This blog helps you understand how JWT powers the Layer7 APIM-Layer7 SiteMinder integration. This blog does not emphasize the technical details of JWT or the configuration details of CA APIM and CA SSO.
Why do you care about managing access of transactions based on APIs and Web Flows?
With the goal of delivering a smooth single sign-on experience to multiple applications, organisations want to shield users from the potential complexities of multiple authentication and authorization servers.
As organizations continue to embrace Digital Transformation, they are deploying more and more access flows where users are interacting with web applications or mobile applications to execute transactions (retrieve information, order a good or service, etc.) and those applications in turn are using api’s to make calls to other sources, on behalf of the original user. Ideally organizations don’t want users challenged for authentication when the user’s transaction crosses boundaries between the standard web access and api access legs of a transaction. Additionally, organizations need user attributes and entitlements to seamlessly cross these same boundaries. The overall goal is enabling access to information needed with the simplest user experience, but at the same time ensuring the level of security that is critical. Comprehensive and granular authentication and authorization capabilities are necessary to achieve this end result.

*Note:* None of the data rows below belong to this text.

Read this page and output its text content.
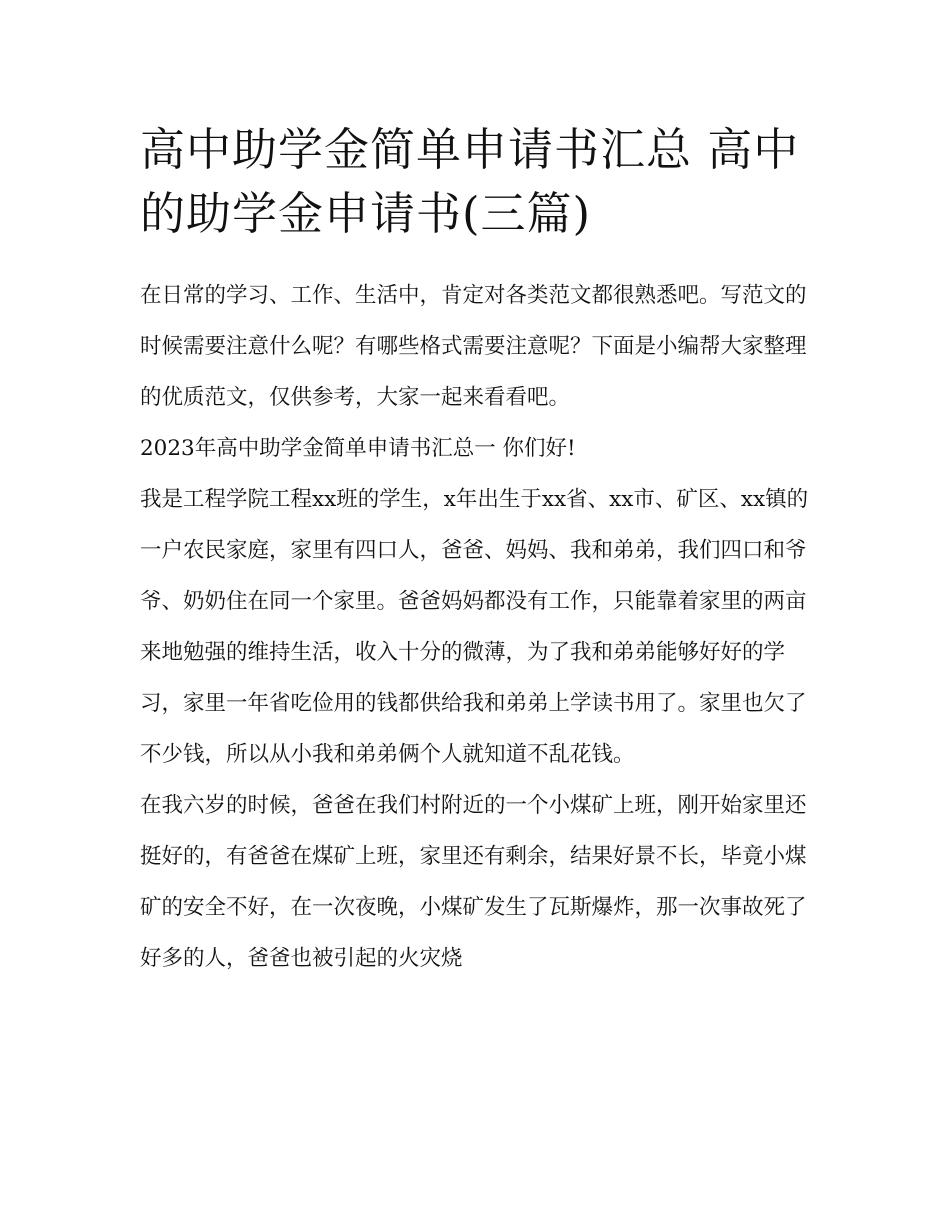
高中助学金简单申请书汇总 高中的助学金申请书(三篇)

在日常的学习、工作、生活中，肯定对各类范文都很熟悉吧。写范文的时候需要注意什么呢？有哪些格式需要注意呢？下面是小编帮大家整理的优质范文，仅供参考，大家一起来看看吧。

2023年高中助学金简单申请书汇总一 你们好!

我是工程学院工程xx班的学生，x年出生于xx省、xx市、矿区、xx镇的一户农民家庭，家里有四口人，爸爸、妈妈、我和弟弟，我们四口和爷爷、奶奶住在同一个家里。爸爸妈妈都没有工作，只能靠着家里的两亩来地勉强的维持生活，收入十分的微薄，为了我和弟弟能够好好的学习，家里一年省吃俭用的钱都供给我和弟弟上学读书用了。家里也欠了不少钱，所以从小我和弟弟俩个人就知道不乱花钱。

在我六岁的时候，爸爸在我们村附近的一个小煤矿上班，刚开始家里还挺好的，有爸爸在煤矿上班，家里还有剩余，结果好景不长，毕竟小煤矿的安全不好，在一次夜晚，小煤矿发生了瓦斯爆炸，那一次事故死了好多的人，爸爸也被引起的火灾烧
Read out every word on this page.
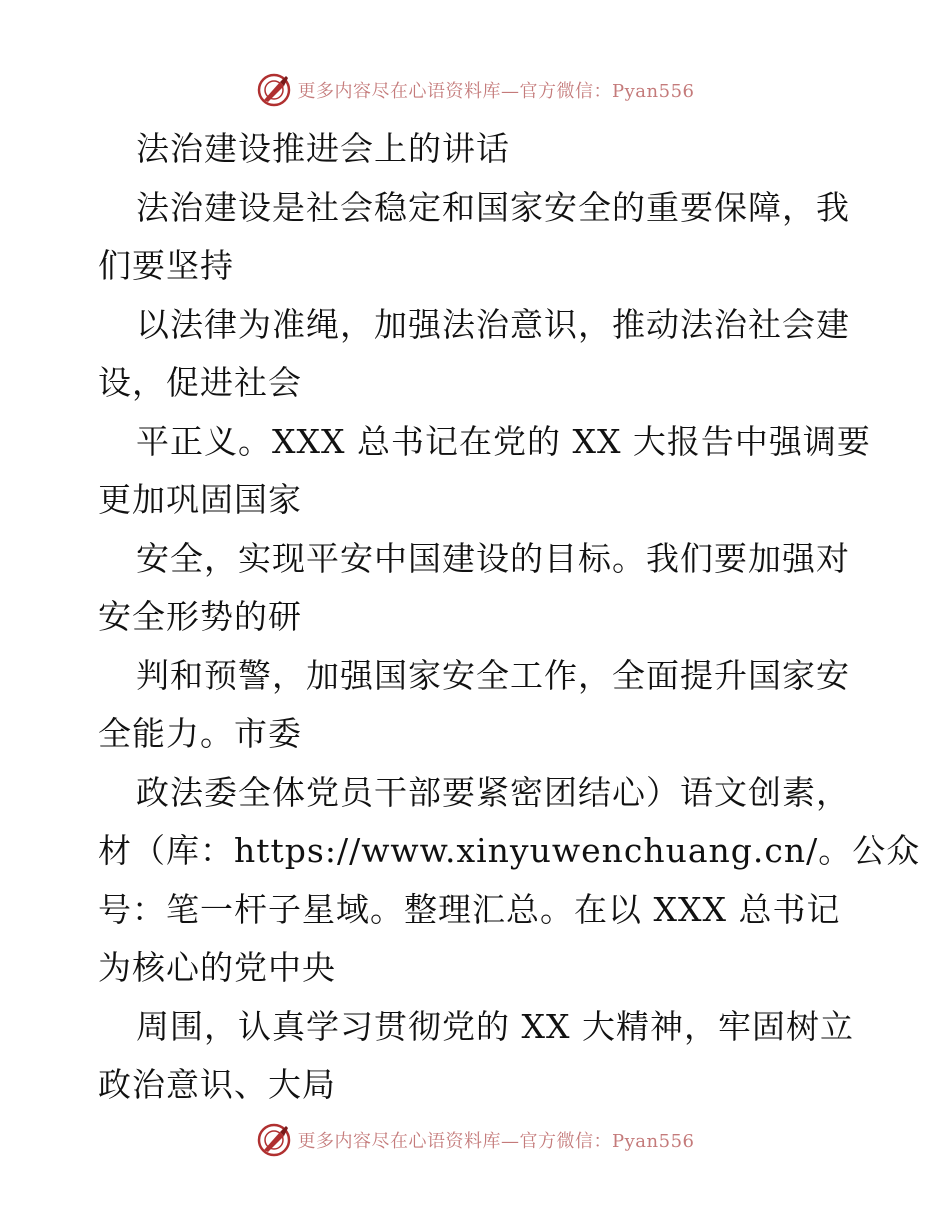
更多内容尽在心语资料库—官方微信：Pyan556
法治建设推进会上的讲话
法治建设是社会稳定和国家安全的重要保障，我
们要坚持
以法律为准绳，加强法治意识，推动法治社会建
设，促进社会
平正义。XXX 总书记在党的 XX 大报告中强调要
更加巩固国家
安全，实现平安中国建设的目标。我们要加强对
安全形势的研
判和预警，加强国家安全工作，全面提升国家安
全能力。市委
政法委全体党员干部要紧密团结心）语文创素，
材（库：https://www.xinyuwenchuang.cn/。公众
号：笔一杆子星域。整理汇总。在以 XXX 总书记
为核心的党中央
周围，认真学习贯彻党的 XX 大精神，牢固树立
政治意识、大局
更多内容尽在心语资料库—官方微信：Pyan556
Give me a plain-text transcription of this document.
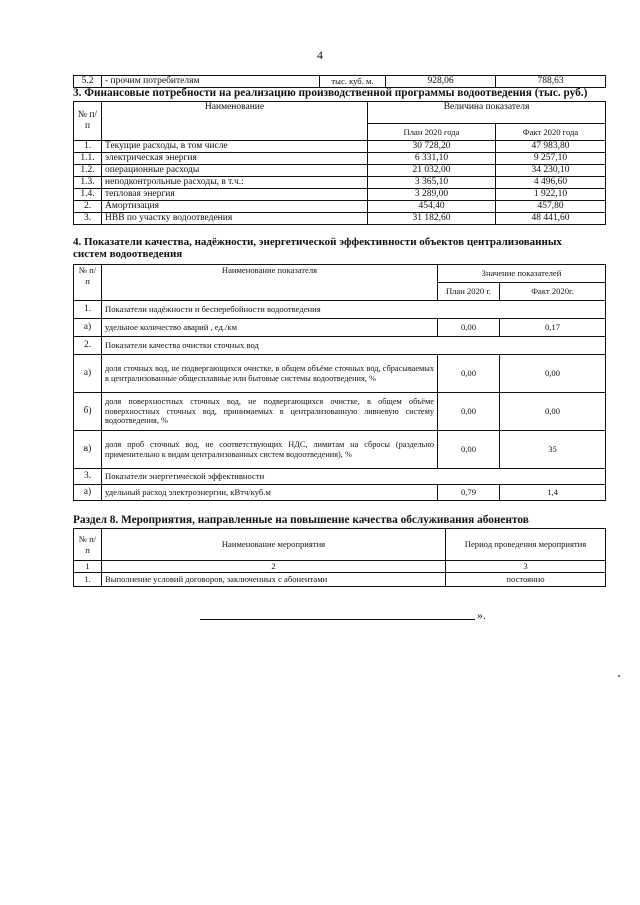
4
5.2	- прочим потребителям	тыс. куб. м.	928,06	788,63
3. Финансовые потребности на реализацию производственной программы водоотведения (тыс. руб.)
№ п/п	Наименование	Величина показателя	
		План 2020 года	Факт 2020 года
1.	Текущие расходы, в том числе	30 728,20	47 983,80
1.1.	электрическая энергия	6 331,10	9 257,10
1.2.	операционные расходы	21 032,00	34 230,10
1.3.	неподконтрольные расходы, в т.ч.:	3 365,10	4 496,60
1.4.	тепловая энергия	3 289,00	1 922,10
2.	Амортизация	454,40	457,80
3.	НВВ по участку водоотведения	31 182,60	48 441,60
4. Показатели качества, надёжности, энергетической эффективности объектов централизованных систем водоотведения
№ п/п	Наименование показателя	Значение показателей	
		План 2020 г.	Факт 2020г.
1.	Показатели надёжности и бесперебойности водоотведения		
а)	удельное количество аварий , ед./км	0,00	0,17
2.	Показатели качества очистки сточных вод		
а)	доля сточных вод, не подвергающихся очистке, в общем объёме сточных вод, сбрасываемых в централизованные общесплавные или бытовые системы водоотведения, %	0,00	0,00
б)	доля поверхностных сточных вод, не подвергающихся очистке, в общем объёме поверхностных сточных вод, принимаемых в централизованную ливневую систему водоотведения, %	0,00	0,00
в)	доля проб сточных вод, не соответствующих НДС, лимитам на сбросы (раздельно применительно к видам централизованных систем водоотведения), %	0,00	35
3.	Показатели энергетической эффективности		
а)	удельный расход электроэнергии, кВтч/куб.м	0,79	1,4
Раздел 8. Мероприятия, направленные на повышение качества обслуживания абонентов
№ п/п	Наименование мероприятия	Период проведения мероприятия
1	2	3
1.	Выполнение условий договоров, заключенных с абонентами	постоянно
».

In addition to the foundation of authentication and authorization, these types of flows also need to support session management both for the purpose of ensuring user experience is as simple as possible, but also for the purpose of achieving complete single log off when necessary (cookies invalidated, SAML assertions removed, OIDC tokens revoked, etc).
“Your ability to address these types of use cases will help your organization improve user experience”
Broadcom offers proven solutions for API Management and Access Management. Comprehensive API Management requires a lot more than just authentication and authorization capabilities. Developer tools, api transformation, injection protection and service level guarantees are critical. Broadcom’s offering meets these needs. To better enable this hybrid use case, the simple answer is integration of Layer7 API Management with Layer7 SiteMinder. This solution provides seamless login experience to your end-users when a user tries to access single page applications, and deep authorization can be governed by APIM. Then when a user needs to access other SiteMinder protected resources within the existing session the experience is smooth and the security is trustworthy.
What's new in the integration?
If you have already implemented this integration using versions prior to SiteMinder 12.8 and API Management 9.4, then the implementation is using a SiteMinder agent deployed in the API Gateway. That integration worked for a number of use cases, but it created additional overhead because the API Gateway had to do more work to transform to and from the native SiteMinder SMSession as transactions between the two products were being executed.
The 12.8 version of SiteMinder introduced support for a JSON Web Token authentication scheme. This standard token type can be applied to the integration between SiteMinder and Layer7 API Management to simplify and improve the integration.
Why adopt JWT Authentication Scheme in CA SSO?
The APIM-SiteMinder integration comes with shared benefits of JWT authentication with SiteMinder. JWT authentication augments your ability to handle sessions across APIM and SiteMinder enabling seamless user experience without compromising security or trust.
------------------------------------------------------------------------------------------------------------------------------------------------------
This new methodology is the best way of integrating two solutions. Spend a little time setting up the JWT authentication scheme for all required protected resources and manage public/private keys to establish trust between the two parties.
------------------------------------------------------------------------------------------------------------------------------------------------------
Key Benefits of JWT Authentication in Layer7 SiteMinder
- A JWT generated by Layer7 APIM can be used for user authentication and also to get access to multiple SiteMinder protected resources. Even if a SiteMinder defined SMSession is short lived (a typical configuration), APIM can use a long-lived JWT token to get access to SiteMinder protected resources without asking users to provide credentials again and again
- Standard JWTs generated by APIM can be used across various authorization servers. This helps improve the administrative and transaction experience across authorization servers which are deployed in different data centers
- No need to customize configurations in the API Gateway to achieve parity with SiteMinder ACO parameters. For example, a SiteMinder agent embedded in the API Gateway will accept session cookies from the SiteMinder SDK call using the AcceptTPCookie ACO. This configuration can be avoided when the integration is executed via JWT
- APIM can manage user authentication and SiteMinder can perform policy decisions based on the JWT contract to achieve claims-based authorization.
- If APIM is acting as an OIDC provider to authenticate users and to generate ID_tokens and Access Tokens for API flows, the same ID Token can be used with the SiteMinder JWT authentication scheme for web flows, making SiteMinder an OIDC Resource Server.